Back on 67P


Philae has found organic molecules on Comet 67P.

Carbon-containing “organics” are the basis of life on Earth and may give clues to chemical ingredients delivered to our planet early in its history.

The compounds were picked up by a German-built instrument designed to “sniff” the comet’s thin atmosphere.

Other analyses suggest the comet’s surface is largely water-ice covered with a thin dust layer.

Very very frozen ice, as hard as sandstone.

And landing where it did may have been useful after all.

After bouncing off the surface at least twice, Philae came to a stop in some sort of high-walled trap.

“The fact that we landed up against something may actually be in our favour. If we’d landed on the main surface, the dust layer may have been even thicker and it’s possible we might not have gone down [to the ice],” said Prof McCaughrean.

The drill apparently didn’t get a sample though, which is disappointing.

A key objective was to drill a sample of “soil” and analyse it in Cosac’s oven. But, disappointingly, the latest information suggest no soil was delivered to the instrument.

Prof McCaughrean explained: “We didn’t necessarily see many organics in the signal. That could be because we didn’t manage to pick up a sample. But what we know is that the drill went down to its full extent and came back up again.”

“But there’s no independent way to say: This is what the sample looks like before you put it in there.”

Pesky science, always refusing to give dogmatic answers.

Comments

  1. moarscienceplz says

    Pesky science, always refusing to give dogmatic answers.

    Hey! I know what to do! Let’s pore over a book full of 20-century-old fairy tales until we find some passage that we can torture and twist until it seems to support the conclusions we like!

  2. Crimson Clupeidae says

    The latest is the deuterium isotope ratio is different too (than Earth’s water). Not sure what it means, but it’s interesting!

  3. Kevin Kehres says

    I have long thought this whole “delivered to Earth” thing is a bit of a canard. Obviously, the planets were accumulations of the stuff floating around. Since we see water and organic molecules pretty much everywhere we look, there’s zero reason to believe that there was some mysterious process that “delivered” those things to Earth.

    They were always there, part of what composed the early Earth.

    Of course, the process of accretion took a little while, so that’s not to say that at some point in the process, some big-assed space rocks didn’t crash into the forming Earth. But to think there’s some difference fundamentally between what was there and what crashed into it at various time points seems to me to be something akin to magical thinking.
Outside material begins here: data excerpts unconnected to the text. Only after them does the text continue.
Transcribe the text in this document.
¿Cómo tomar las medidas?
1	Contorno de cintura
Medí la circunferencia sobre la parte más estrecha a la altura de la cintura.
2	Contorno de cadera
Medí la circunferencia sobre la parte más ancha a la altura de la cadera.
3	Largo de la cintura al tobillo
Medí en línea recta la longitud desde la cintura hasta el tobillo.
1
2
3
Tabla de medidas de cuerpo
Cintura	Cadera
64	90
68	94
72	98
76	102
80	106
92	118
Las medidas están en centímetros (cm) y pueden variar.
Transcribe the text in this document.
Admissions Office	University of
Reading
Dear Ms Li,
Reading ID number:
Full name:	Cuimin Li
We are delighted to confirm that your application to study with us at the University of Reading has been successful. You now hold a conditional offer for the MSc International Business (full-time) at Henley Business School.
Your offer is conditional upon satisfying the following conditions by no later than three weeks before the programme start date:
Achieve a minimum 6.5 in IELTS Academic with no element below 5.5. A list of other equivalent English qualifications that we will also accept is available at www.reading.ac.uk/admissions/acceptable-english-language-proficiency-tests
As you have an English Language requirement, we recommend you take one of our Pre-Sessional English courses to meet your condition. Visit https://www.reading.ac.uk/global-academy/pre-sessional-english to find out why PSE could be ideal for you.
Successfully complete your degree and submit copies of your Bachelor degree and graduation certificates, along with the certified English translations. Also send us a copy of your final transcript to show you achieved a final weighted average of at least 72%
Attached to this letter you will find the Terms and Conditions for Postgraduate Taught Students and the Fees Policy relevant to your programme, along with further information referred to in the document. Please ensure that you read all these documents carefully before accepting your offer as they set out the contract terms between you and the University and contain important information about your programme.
Ice, organics, nonorganics, …everything…all there at the beginning. There’s no need to invoke life-bringing comets.

  4. says

    Kevin Kehres:
    The process of planetary accretion that formed the majority of Earth released a great deal of heat, and did so so quickly that nearly all of the hydrogen- and carbon-rich compounds in that mixture (including water) were boiled off back into space. This thermal history is reflected in the isotopic ratios of those elements that didn’t entirely boil off.
    _
    Most of the current inventory of water and carbon compounds on Earth was delivered to the planet in the last stages of accretion, when there were only smaller bodies impacting the planet at a lower rate. Less intense accretion-induced heating combined with the increased escape velocity of a more massive planet to prevent that material from escaping. There is a large dispute in the planetary science community right now as to where those smaller bodies came from – from the asteroid belt, or from comets.
    _
    The mismatch between the relative amounts of deuterium and regular hydrogen on 67P and on the Earth suggests that the source bodies did not all have 67P-like compositions. However, different groups of comets have different deuterium-to-hydrogen ratios, so the data from 67P by themselves do not resolve the dispute.